Il Montefalco Sagrantino DOCG secco si abbina perfettamente con gli arrosti: la carne rossa, il capretto, l’agnello, la cacciagione, la selvaggina da pelo e da piuma. Da tradizione si accompagna anche con le zuppe contadine di legumi e cereali, oppure con preparazioni a base di tartufo, altra eccellenza umbra.

Il passito, con una temperatura di servizio ideale a 12 °C, si esalta con preparazioni dolci a pasta non lievitata: la pasticceria da forno e crostate con confetture di frutti rossi. Altri dolci da abbinare sono gli stinchetti di marzapane, anche detti ossi dei morti, preparazione tipica del mese di novembre a forma di tibia (osso di stinco), questi dolci si trovano dalla ricorrenza dei Santi fino a Natale. L’attorta è un dolce tipico fatto con pasta sfoglia ripiena di mele, arrotolata su se stessa a forma di spirale: tra gli altri ingredienti ci sono il cacao amaro o il cioccolato fondente grattugiato, le noci tritate, la scorza di limone grattugiata, rhum o alchermes.

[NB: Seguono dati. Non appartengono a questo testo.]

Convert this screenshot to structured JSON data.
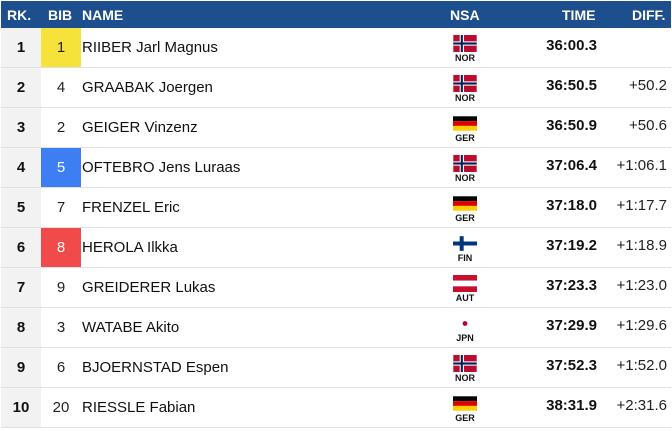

La cucina umbra, dove i protagonisti sono la carne e i legumi

pappardelle al ragù

I prodotti della terra e la lunga tradizione sono gli ingredienti della cucina di Montefalco e dell’Umbria, in generale una cucina semplice, ma non per questo povera. Di sicuro le materie prime hanno un’importanza fondamentale, caratterizzando le ricette che ruotano intorno alle preparazioni a base di carne. Il sugo di cinghiale è il condimento perfetto per la pasta all’uovo, la carne di cinghiale è molto utilizzata in Umbria, un ingrediente prelibato dal sapore deciso: il condimento per la pasta può essere sia un ragù che un sugo ricavato dalla cottura in spezzatino. La marinatura della carne nel vino rosso e aromi permette di ammorbidirla e di togliere il sapore selvatico: questi animali vivono nel sottobosco nutrendosi di radici e tuberi, pertanto la carne risulterà magra e saporita.

Altro tipo di carne utilizzato per il sugo è la lepre, stiamo ancora parlando di selvaggina dal sapore aromatico e deciso, anche qui la sua preparazione richiede tempo. Le pappardelle condite con questo sugo risultano essere un gran piatto, perfetto per i giorni di festa. Come secondo piatto citiamo la lepre alla cacciatora: anche qui si procede con la marinatura nel vino e spezie per almeno 24 ore, una volta scolata si mette in un tegame e quando sono evaporati i liquidi residui, si procede alla lenta cottura con cipolla, prosciutto crudo, filetti d’acciuga, rosmarino, capperi, vino bianco e peperoncino.

I Palombacci all’umbra, ricetta che prevede l’impiego della colomba selvatica: durante la cottura allo spiedo o al forno viene raccolto il liquido, ponendo la leccarda sotto l’animale. Questo liquido verrà impiegato per la cottura delle interiora, utilizzando un tegame di terracotta: ulteriori ingredienti per questa preparazione sono il vino rosso, con aggiunta di aceto, aglio e olio. Questa lenta procedura di circa tre ore consente di ottenere un liquido di cottura nel quale verrà immerso il palombaccio una volto cotto e fatto a pezzi: il risultato finale sarà dato dalla succulenza della carne insaporita dalla salsa.